Ramon explained the importance of taking Ginz’ art into space. “I feel that my journey fulfills the dream of Petr Ginz 58 years on. A dream that is ultimate proof of the greatness of the soul of a boy imprisoned within the ghetto walls, the walls of which could not conquer his spirit. Ginz’ drawings, stored at Yad Vashem, are a testimony to the triumph of the spirit.”
 
Ramon also took with him another artifact of the Shoah, a Torah scroll measuring only four-and-a-half inches tall. The miniature Torah had been smuggled into the Bergen-Belsen concentration camp and used for a secret Bar Mitzvah ceremony for a youngster named Yoachim Joseph. Joseph was given the Torah by fellow prisoner Rabbi Simon Dasberg in the hope that he might tell the story of his Bar Mitzvah if he were to survive the war, which he did. Joseph moved to Israel where he eventually studied atmospheric physics and made the acquaintance of Ramon. Ramon was deeply affected by Joseph’s story and asked permission to take the Torah into space.
 
After the Columbia catastrophe, Joseph said, “I feel now that I was finally able to fulfill by promise to Rav Dasberg of more than fifty years ago, and on a grand scale. I’m very grateful to Ilan for making it possible. I’m sorry that it’s gone. It did what it was perhaps destined to do.”

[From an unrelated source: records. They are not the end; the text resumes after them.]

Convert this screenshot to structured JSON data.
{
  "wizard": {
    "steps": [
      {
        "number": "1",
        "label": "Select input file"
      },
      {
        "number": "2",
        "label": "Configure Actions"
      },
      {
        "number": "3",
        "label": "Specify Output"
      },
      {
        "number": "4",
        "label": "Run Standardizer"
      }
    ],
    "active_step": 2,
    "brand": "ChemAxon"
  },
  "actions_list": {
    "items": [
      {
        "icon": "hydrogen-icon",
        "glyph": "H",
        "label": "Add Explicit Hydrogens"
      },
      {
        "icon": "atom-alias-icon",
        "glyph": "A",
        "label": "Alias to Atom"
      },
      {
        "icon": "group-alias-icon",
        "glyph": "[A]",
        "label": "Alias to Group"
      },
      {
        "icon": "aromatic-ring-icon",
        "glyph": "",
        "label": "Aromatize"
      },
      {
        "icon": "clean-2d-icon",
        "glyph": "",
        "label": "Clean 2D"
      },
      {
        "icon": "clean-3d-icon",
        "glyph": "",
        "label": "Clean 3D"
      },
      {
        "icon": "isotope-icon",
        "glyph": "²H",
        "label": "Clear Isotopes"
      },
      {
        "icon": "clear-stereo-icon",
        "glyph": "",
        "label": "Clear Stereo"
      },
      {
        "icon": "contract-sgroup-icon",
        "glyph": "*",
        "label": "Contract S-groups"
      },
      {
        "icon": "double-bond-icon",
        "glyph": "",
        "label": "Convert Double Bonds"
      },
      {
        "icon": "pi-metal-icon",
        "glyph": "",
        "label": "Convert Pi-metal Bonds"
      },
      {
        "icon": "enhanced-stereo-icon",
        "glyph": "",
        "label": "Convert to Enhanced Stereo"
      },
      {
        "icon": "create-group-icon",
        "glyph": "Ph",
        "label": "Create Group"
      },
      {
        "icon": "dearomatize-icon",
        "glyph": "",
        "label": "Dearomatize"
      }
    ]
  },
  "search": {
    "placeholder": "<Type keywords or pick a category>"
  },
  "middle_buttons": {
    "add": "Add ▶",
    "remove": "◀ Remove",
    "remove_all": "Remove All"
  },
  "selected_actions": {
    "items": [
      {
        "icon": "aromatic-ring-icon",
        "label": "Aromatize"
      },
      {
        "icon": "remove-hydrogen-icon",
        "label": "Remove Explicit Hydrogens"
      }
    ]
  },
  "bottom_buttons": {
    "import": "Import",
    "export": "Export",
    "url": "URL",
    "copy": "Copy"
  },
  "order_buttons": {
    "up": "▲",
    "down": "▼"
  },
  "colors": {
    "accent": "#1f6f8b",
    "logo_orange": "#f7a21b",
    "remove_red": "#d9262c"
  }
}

Greg Chamitoff and Space Shuttle crewmembers enjoying some Montreal bagels (courtesy NASA)
 
 2008: Gregory Chamitoff – bagels
Everyone knows that a bagel isn’t a bagel without a space in the middle. But what about space without a bagel? When Montreal-born astronaut Gregory Chamitoff was asked what food item he wanted to take aboard the space shuttle Discovery, the answer was simple: 18 Montreal bagels from cousin Rhonda Shlafman, owner of Fairmount Bagel.
 
Of course, the burning question is what kind of bagel? Sesame seed. Said baker and and cousin Rhonda, “His favourite is the garlic bagel, but I didn’t dare send garlic bagels – they would have stunk up the whole place.”